Is it bad practice to access S4 objects slots directly using @?

r s4
Pierre picture Pierre · Mar 28, 2012 · Viewed 7.4k times · Source

This one is almost a philosophical question: is it bad to access and/or set slots of S4 objects directly using @?

I have always been told it was bad practice, and that users should use "accessor" S4 methods, and that developers should provide their users with these.

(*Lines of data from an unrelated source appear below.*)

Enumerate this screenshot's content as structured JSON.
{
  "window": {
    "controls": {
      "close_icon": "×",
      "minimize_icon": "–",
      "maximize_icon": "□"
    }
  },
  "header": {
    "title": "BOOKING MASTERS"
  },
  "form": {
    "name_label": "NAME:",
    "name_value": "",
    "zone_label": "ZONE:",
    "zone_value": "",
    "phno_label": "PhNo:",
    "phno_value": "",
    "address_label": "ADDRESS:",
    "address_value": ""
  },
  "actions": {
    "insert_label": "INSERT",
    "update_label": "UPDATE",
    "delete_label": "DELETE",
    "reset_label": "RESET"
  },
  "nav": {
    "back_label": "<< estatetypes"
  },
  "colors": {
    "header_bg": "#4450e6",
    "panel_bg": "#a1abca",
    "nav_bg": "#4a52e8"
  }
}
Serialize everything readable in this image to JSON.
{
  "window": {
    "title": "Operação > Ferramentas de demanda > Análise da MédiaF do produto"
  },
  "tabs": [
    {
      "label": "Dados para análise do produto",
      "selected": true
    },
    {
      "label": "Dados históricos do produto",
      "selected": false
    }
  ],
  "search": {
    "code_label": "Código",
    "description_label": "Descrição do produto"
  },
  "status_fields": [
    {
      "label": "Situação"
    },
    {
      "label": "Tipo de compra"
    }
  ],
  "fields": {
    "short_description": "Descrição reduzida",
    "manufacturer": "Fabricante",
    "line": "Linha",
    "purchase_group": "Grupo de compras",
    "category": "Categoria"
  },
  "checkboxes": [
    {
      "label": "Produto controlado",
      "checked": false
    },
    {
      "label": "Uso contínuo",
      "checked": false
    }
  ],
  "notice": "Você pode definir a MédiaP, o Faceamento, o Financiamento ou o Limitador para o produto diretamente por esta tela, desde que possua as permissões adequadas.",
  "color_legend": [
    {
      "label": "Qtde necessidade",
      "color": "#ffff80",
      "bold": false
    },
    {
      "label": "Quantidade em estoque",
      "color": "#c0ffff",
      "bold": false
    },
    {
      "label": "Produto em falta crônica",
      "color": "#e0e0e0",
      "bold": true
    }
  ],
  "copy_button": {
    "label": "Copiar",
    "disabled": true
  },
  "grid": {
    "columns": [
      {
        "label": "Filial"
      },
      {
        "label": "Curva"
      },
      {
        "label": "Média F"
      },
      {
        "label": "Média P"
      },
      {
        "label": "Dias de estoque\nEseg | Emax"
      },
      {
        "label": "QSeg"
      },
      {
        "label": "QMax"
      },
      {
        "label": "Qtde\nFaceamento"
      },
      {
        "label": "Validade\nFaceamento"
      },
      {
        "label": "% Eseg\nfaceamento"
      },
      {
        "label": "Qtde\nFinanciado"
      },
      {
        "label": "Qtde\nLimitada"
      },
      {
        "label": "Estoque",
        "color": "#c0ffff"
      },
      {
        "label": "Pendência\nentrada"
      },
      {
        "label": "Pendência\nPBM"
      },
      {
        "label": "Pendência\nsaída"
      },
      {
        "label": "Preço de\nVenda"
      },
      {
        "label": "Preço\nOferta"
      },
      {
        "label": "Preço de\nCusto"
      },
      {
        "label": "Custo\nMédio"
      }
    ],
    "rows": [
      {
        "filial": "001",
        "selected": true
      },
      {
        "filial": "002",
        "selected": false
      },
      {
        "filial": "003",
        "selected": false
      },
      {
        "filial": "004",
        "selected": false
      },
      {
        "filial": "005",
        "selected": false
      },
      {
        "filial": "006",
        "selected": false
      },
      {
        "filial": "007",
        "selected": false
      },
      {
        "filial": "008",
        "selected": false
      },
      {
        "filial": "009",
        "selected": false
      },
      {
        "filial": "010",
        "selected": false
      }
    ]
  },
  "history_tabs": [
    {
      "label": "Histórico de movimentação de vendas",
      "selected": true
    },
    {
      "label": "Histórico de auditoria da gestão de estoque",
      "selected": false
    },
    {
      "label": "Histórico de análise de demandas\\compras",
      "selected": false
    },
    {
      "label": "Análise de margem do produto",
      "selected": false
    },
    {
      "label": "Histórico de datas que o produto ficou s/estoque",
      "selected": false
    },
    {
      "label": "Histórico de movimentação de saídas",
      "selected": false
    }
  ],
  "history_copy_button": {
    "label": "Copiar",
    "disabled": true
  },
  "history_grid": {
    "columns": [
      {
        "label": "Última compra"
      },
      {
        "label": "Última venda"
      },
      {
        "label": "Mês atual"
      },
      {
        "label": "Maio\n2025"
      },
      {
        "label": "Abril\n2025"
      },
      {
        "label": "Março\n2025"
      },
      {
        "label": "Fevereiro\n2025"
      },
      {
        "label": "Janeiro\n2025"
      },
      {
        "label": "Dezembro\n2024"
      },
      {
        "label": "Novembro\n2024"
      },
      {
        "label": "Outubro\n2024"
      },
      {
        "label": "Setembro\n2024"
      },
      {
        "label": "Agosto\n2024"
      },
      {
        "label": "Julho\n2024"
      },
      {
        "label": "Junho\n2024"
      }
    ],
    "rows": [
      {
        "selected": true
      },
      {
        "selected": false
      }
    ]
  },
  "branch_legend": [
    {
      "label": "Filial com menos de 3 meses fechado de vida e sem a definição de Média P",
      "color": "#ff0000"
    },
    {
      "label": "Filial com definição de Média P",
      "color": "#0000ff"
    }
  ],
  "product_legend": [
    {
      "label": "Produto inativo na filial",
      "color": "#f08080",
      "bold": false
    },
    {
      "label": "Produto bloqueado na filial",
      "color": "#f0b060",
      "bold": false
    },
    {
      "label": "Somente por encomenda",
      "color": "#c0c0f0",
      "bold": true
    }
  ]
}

But I'd like to know if anybody knows the real deal behind this?

Here's an example using the sp package (but could be generalised for any S4 class):

> library(sp)
> foo <- data.frame(x = runif(5), y = runif(5), bar = runif(5))
> coordinates(foo) <- ~x+y
> class(foo)
[1] "SpatialPointsDataFrame"
attr(,"package")
[1] "sp"

> str(foo)
Formal class 'SpatialPointsDataFrame' [package "sp"] with 5 slots
  ..@ data       :'data.frame': 5 obs. of  1 variable:
  .. ..$ bar: num [1:5] 0.621 0.273 0.446 0.174 0.278
  ..@ coords.nrs : int [1:2] 1 2
  ..@ coords     : num [1:5, 1:2] 0.885 0.763 0.591 0.709 0.925 ...
  .. ..- attr(*, "dimnames")=List of 2
  .. .. ..$ : NULL
  .. .. ..$ : chr [1:2] "x" "y"
  ..@ bbox       : num [1:2, 1:2] 0.591 0.155 0.925 0.803
  .. ..- attr(*, "dimnames")=List of 2
  .. .. ..$ : chr [1:2] "x" "y"
  .. .. ..$ : chr [1:2] "min" "max"
  ..@ proj4string:Formal class 'CRS' [package "sp"] with 1 slots
  .. .. ..@ projargs: chr NA

> foo@data
        bar
1 0.6213783
2 0.2725903
3 0.4458229
4 0.1743419
5 0.2779656
> foo@data <- data.frame(bar = letters[1:5], baz = runif(5))
> foo@data
  bar        baz
1   a 0.22877446
2   b 0.93206667
3   c 0.28169866
4   d 0.08616213
5   e 0.36713750

Answer

Martin Morgan picture Martin Morgan · Mar 28, 2012

In this question a stackoverflow-er asks why they can't find the end slot in a Bioconductor IRanges object; after all there are start(), width(), and end() accessors and start and width slots. The answer is because the way users interface with the class differs from how it is implemented. In this case, the implementation is driven by the simple observation that it is not space-efficient to store three values (start, end, width) when only two (which two? up to the developer!) are sufficient. Similar but deeper examples of divergence between interface and implementation are present in other S4 objects and in common S3 instances like the one returned by lm, where the data stored in the class is appropriate for subsequent calculation rather than tailored to represent the quantities that a particular user might be most interested in. Nothing good will come if you were to reach in to that lm instance and change a value, e.g., the coefficients element. This separation of interface from implementation gives the developer a lot of freedom to provide a reasonable and constant user experience, perhaps shared with other similar classes, but to implement (and to change the implementation) classes in ways that makes programming sense.

This doesn't really answer your question, I guess, but the developer is not expecting the user to directly access slots and the user should not expect direct slot access to be an appropriate way to interact with the class.